The podcast began as a guide (and was first imagined as a zine) on point-of-service etiquette and power dynamics, but soon grew into a release valve for an industry that lacks control over its representation. As Kelly put it: “The conversations that I have [about the service industry] in private are not the ones I hear in public. Both of us are political, but not humorless or extreme. Often when you read about restaurants, it’s either very intense or it’s just, like, ‘It’s just food!’ And I think there’s space for both.”
Lillian also lamented that waitstaff are too often portrayed as helpless, subservient—or as victims. “We should talk about assault and sexual harassment in the workplace,” she said, “but that’s the only thing I hear quoted from servers—how shitty it is. And it can be really shitty, but there are so many other perspectives and stories that we can talk about. It doesn’t have to suck being a waitress!”
In one episode, “Back to Business, Mr. Bond,” they riff on different cocktails and narrate imagined scenes of people ordering them. (The absinthe-drinker is an insufferable WWI nerd trying to support himself on homemade crafts; the scene of the Moscow Mule is a sticky college bar.) Another, “From Crime To Table,” dips into the true-crime genre to run through the secret histories of various foods. (The Mafia cuts most “extra virgin” Italian olive oil with cheap nut oils; a controversial, cult-like Korean religious movement runs a major portion of the US sushi trade.)

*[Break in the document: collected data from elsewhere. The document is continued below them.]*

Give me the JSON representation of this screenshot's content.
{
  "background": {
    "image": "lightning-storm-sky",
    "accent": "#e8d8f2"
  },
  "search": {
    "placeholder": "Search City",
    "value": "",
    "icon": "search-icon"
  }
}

FOH were also well ahead of the curve on the back-and-forth plastic straw outrage cycle, going on cheeky tirades against the self-indulgent liberal feel-good-ism of the push to ban them as early as May. Two months later, the pair took a victory lap with a deeper segment on the issue—all while flexing a buoyant chemistry that betrays a combined 15 years of getting paid to shoot the shit with strangers. “Half of [the sustainability movement] is reliant on upselling stuff that poor people are already doing,” said Kelly in the late July episode. “Shit that people have been doing out of necessity for a long time—and then being like, ‘but are you doing it the right way?’”
Back in Greenpoint, Lillian expounded between sips of wine. “The restaurant industry is changing, and becoming a bigger part of people’s lives. It’s such a hidden, vast culture and experience. It’s important to understand the people that are in it.”

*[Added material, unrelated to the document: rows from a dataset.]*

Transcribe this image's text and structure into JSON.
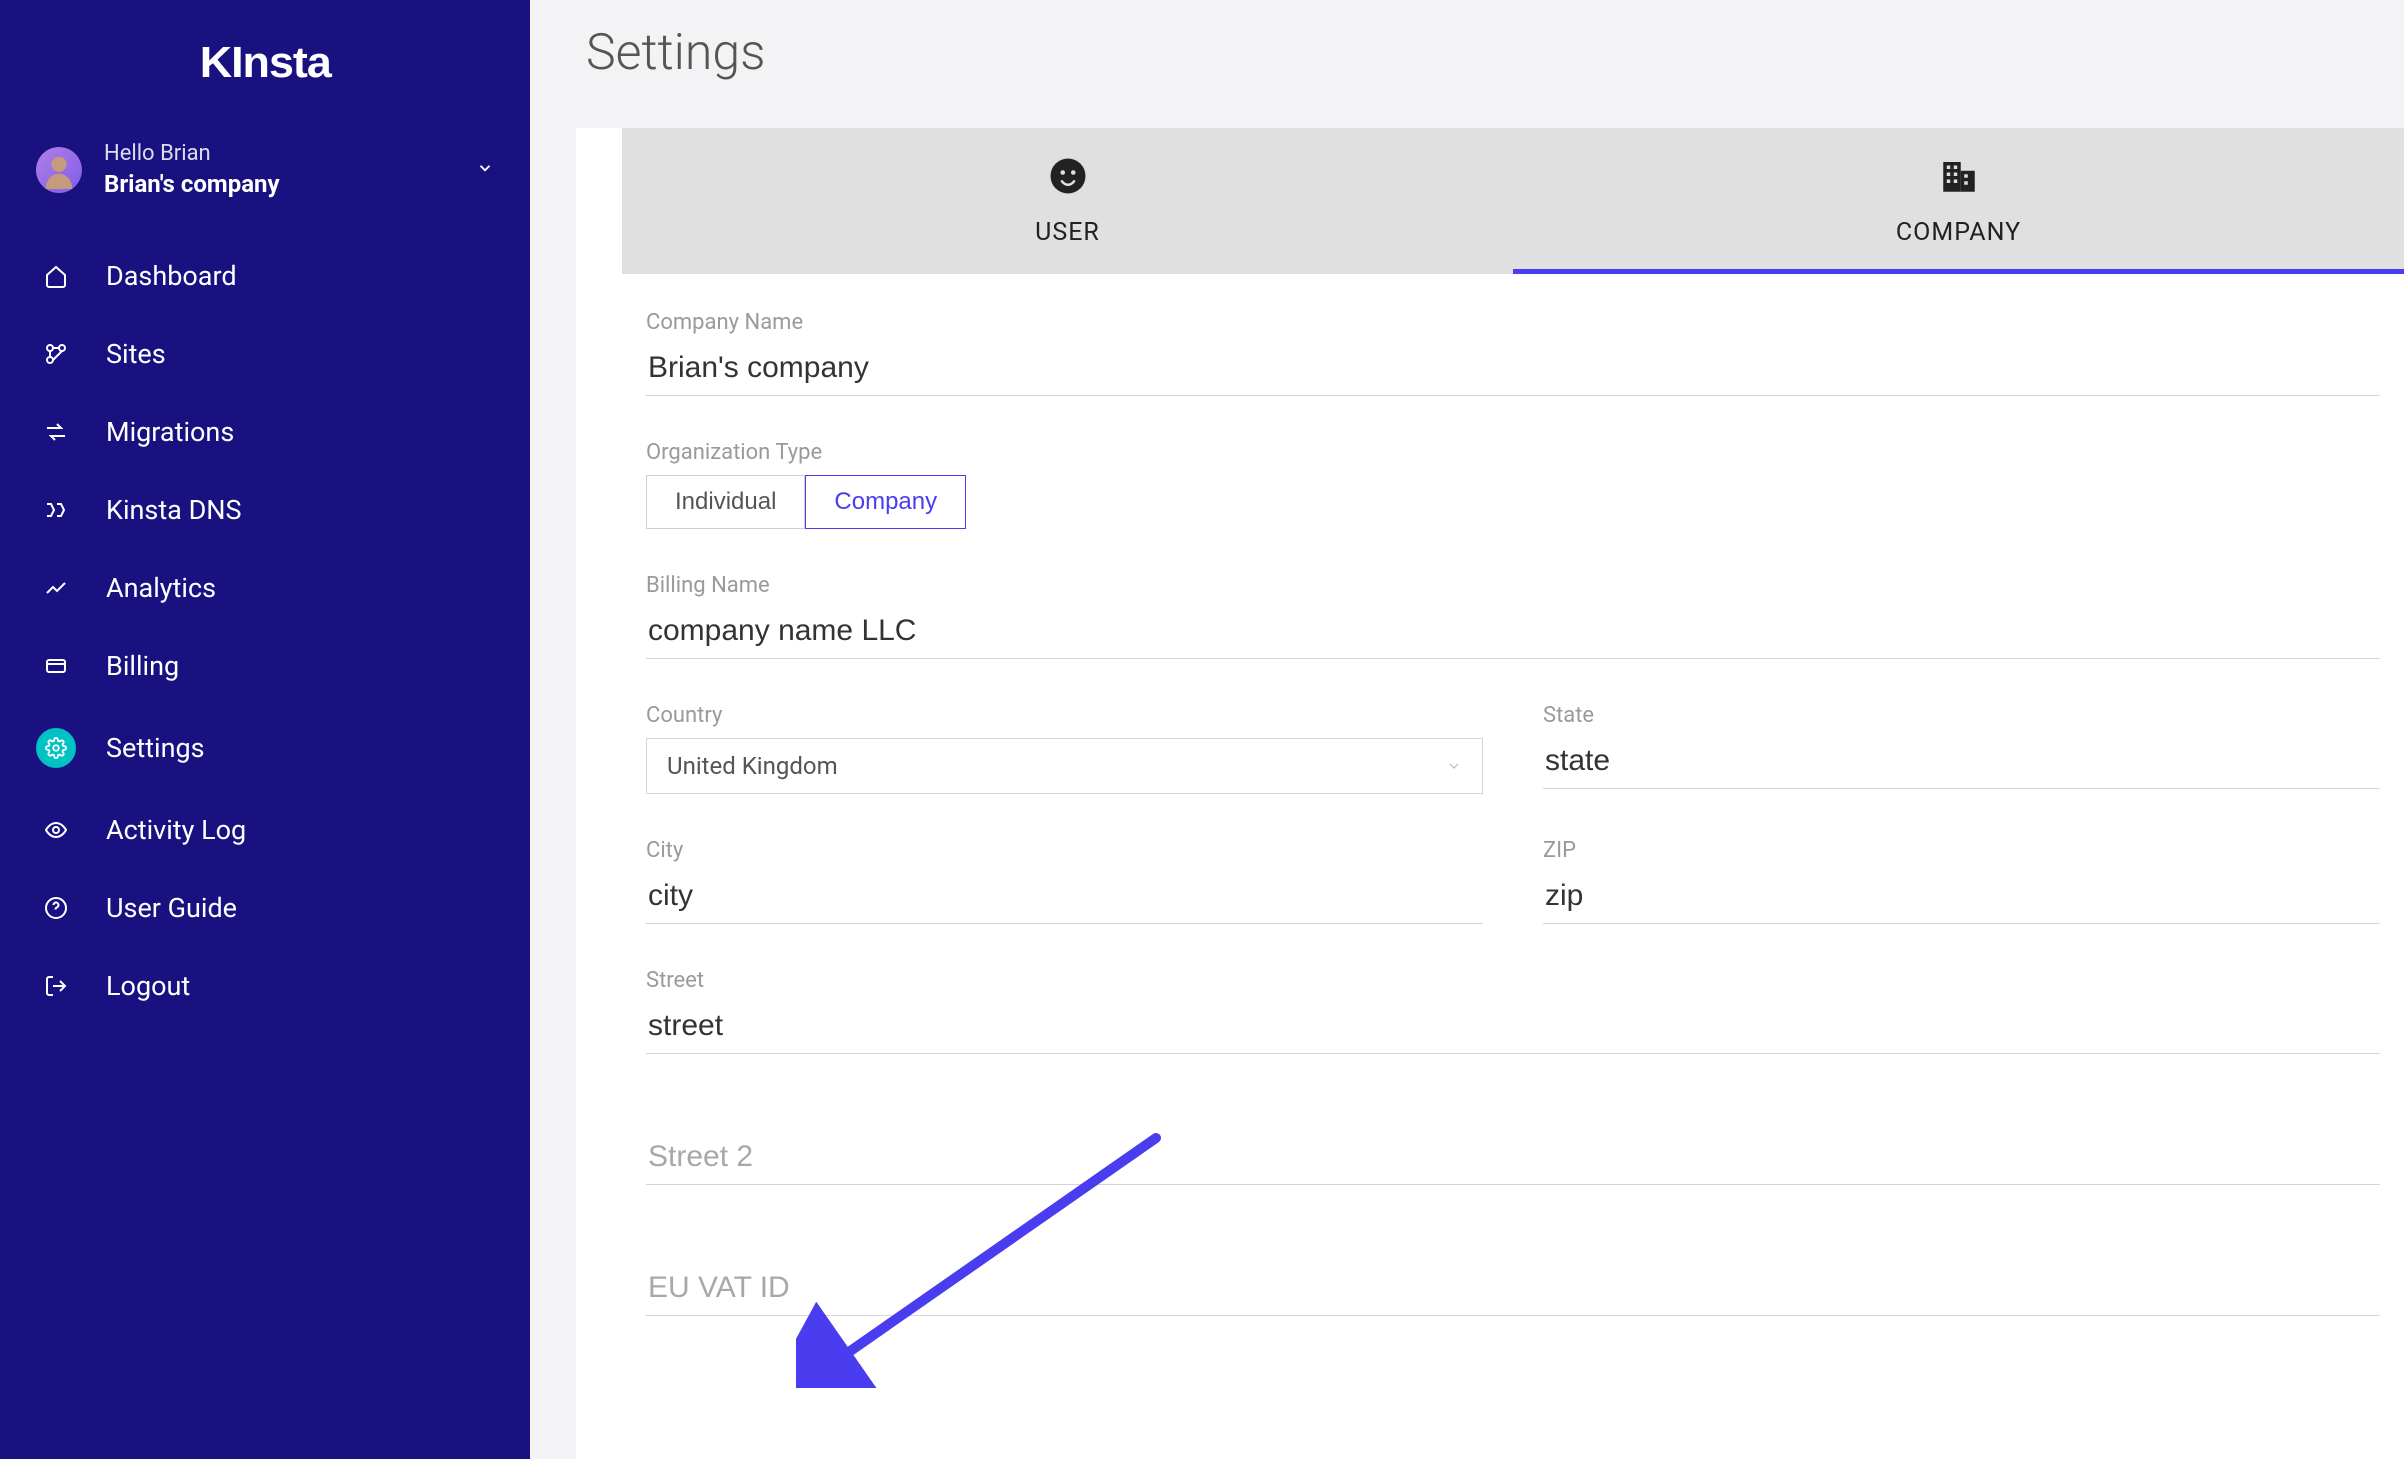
{
  "brand": "KInsta",
  "user": {
    "hello": "Hello Brian",
    "company": "Brian's company"
  },
  "nav": {
    "dashboard": "Dashboard",
    "sites": "Sites",
    "migrations": "Migrations",
    "dns": "Kinsta DNS",
    "analytics": "Analytics",
    "billing": "Billing",
    "settings": "Settings",
    "activity": "Activity Log",
    "guide": "User Guide",
    "logout": "Logout"
  },
  "page": {
    "title": "Settings"
  },
  "tabs": {
    "user": "USER",
    "company": "COMPANY"
  },
  "form": {
    "company_name_label": "Company Name",
    "company_name_value": "Brian's company",
    "org_type_label": "Organization Type",
    "org_individual": "Individual",
    "org_company": "Company",
    "billing_name_label": "Billing Name",
    "billing_name_value": "company name LLC",
    "country_label": "Country",
    "country_value": "United Kingdom",
    "state_label": "State",
    "state_value": "state",
    "city_label": "City",
    "city_value": "city",
    "zip_label": "ZIP",
    "zip_value": "zip",
    "street_label": "Street",
    "street_value": "street",
    "street2_placeholder": "Street 2",
    "vat_placeholder": "EU VAT ID"
  }
}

“I can make an apocalypse batch cocktail that’ll last months."
“And,” Kelly added, “when we completely run out of fresh water, restaurants are going to be the first thing out the door—so you better appreciate it while you can, you dummies!”
A low-hanging sunlight mingled with the scent of zested orange; a drained Old Fashioned; a knowing smile. It’s all a reminder to pay attention—but also not to take anything too fucking seriously.
“I can make an apocalypse batch cocktail that’ll last months,” offered Lillian. “It’s going to be great!”
FOH has been running since mid-May, with ~30–45 minute-long episodes coming out (almost) every Thursday. Their latest, “Hangover Pros,” is a great pregame listen on the dos and don’ts of the morning after.